Angela Denoke è una Emilia Marty di grande carisma che richiama una seduttrice in stile Glenn Close piuttosto che una diva sul viale del tramonto: le lunghe gambe nude sui tacchi alti, i capelli corti biondi, i tratti spigolosi. Lo scendere dalle scale al primo apparire la rende subito diversa dagli altri, come arrivasse da un mondo “altrove”: il soprano rende bene quel sentirsi indifferente a tutto che caratterizza la protagonista, una insensibilità che riempie la scena con la sua sola presenza.
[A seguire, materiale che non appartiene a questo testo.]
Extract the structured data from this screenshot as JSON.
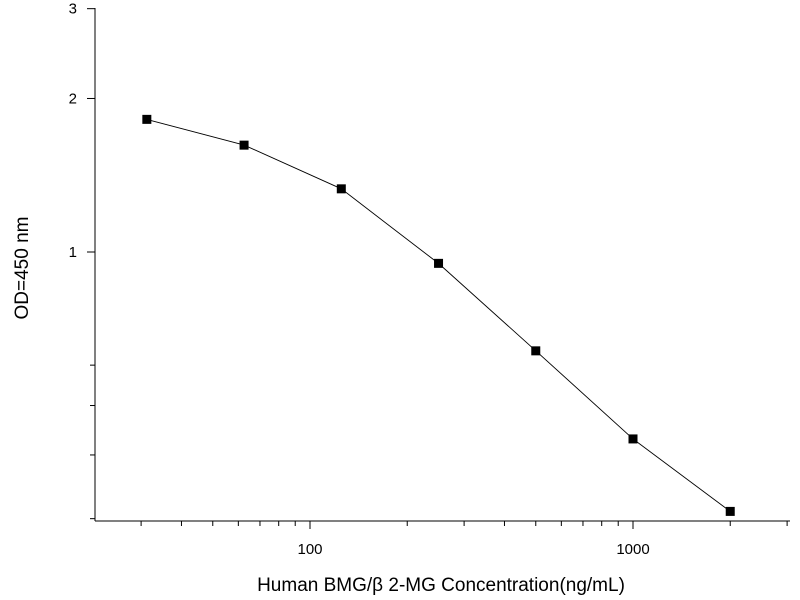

Accanto a lei di buon livello gli altri sia dal punto di vista vocale che attoriale sia nel delineare i personaggi che nel confrontarsi con la Marty. Miro Dvorsky è un intenso, dubbioso Albert Gregor; Karl Michael Ebner è un indomito Hauk, annunciato da un virare verso il rosso delle luci di scena; Rolf Haunstein è un grigio, insistente Dr. Kolenatý; Andrzej Dobber è un fascinoso Jeroslav Prus, altero e dolente; Jan Vacik un burocratico Vitek; Jolana Fogašová una tenera, bamboleggiante Kristina; Mirko Guadagnini, unico italiano tra i protagonisti, è uno Janek pieno di giovanile baldanza e toccante umanità. Completano la locandina Jan Vacik (Vìtek), Roberto Abbondanza (un macchinista), Stefanie Iranyi (un'inserviente) e Cristina Sogmaister (una cameriera). Marginale ma puntuale l'apporto del coro del Maggio, limitato alla sezione maschile.

Molti posti vuoti ma vivo successo di pubblico con convinti applausi.